The details of the proposed new rules are sure to raise questions about things like fee disclosures and conflicts of interest. Such a debate is unavoidable. But I also believe it will be a distraction, preventing us from considering a far more urgent set of questions for retirement plan advisors, consultants, and those tasked with evaluating benefit plans for their businesses. Simply put, we need a fiduciary standard for the digital age, one that takes into account the fact that people saving for retirement are increasingly making major financial decisions on screens and smartphones.

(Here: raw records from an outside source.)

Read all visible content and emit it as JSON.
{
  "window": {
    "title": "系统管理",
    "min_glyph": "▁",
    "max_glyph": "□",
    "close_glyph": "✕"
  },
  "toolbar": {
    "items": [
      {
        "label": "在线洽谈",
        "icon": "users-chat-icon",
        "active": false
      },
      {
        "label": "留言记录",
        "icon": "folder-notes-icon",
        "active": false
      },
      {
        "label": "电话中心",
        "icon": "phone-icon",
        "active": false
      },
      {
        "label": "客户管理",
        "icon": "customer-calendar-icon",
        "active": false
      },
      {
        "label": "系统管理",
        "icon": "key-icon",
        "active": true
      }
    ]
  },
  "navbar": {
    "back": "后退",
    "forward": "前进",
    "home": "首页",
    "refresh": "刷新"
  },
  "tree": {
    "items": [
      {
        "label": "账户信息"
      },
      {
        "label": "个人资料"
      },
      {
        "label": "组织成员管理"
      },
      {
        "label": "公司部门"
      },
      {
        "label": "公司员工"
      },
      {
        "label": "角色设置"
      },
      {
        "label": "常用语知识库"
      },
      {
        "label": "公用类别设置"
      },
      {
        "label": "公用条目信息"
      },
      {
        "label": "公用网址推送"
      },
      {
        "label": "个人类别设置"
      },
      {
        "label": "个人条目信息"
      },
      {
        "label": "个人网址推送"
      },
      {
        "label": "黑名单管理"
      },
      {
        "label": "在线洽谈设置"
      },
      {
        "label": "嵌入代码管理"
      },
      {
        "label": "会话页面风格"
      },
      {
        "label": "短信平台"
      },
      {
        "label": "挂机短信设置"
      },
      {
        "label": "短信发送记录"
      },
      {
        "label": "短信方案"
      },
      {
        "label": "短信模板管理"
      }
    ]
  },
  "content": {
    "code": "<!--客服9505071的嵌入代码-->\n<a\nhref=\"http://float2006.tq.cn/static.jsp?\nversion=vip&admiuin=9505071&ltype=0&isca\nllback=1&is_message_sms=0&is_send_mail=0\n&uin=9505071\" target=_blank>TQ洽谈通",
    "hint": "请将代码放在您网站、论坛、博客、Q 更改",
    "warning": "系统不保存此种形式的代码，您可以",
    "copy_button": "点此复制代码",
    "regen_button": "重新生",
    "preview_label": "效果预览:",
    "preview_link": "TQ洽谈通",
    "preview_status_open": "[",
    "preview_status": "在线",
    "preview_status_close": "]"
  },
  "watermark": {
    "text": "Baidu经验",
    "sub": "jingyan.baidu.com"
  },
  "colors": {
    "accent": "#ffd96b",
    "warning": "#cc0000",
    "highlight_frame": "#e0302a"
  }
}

If the job of a plan fiduciary is to act in the best interest of their plan participants, then research suggests they need to understand how people think and choose in the online world. In the twentieth century, being a fiduciary for employee benefit plans meant having a deep knowledge and expertise of investing. Now, in the twenty-first century, these fiduciaries need to add digital expertise to their skill set.
Let me explain with an experiment Professor Richard Thaler of the University of Chicago and I conducted onMorningstar.com. The experiment itself was straightforward: we asked two groups of Morningstar subscribers to allocate their retirement savings among eight different funds. The first group was presented with a website that had four blank lines on it, although there was a highlighted link if people wanted to select additional funds.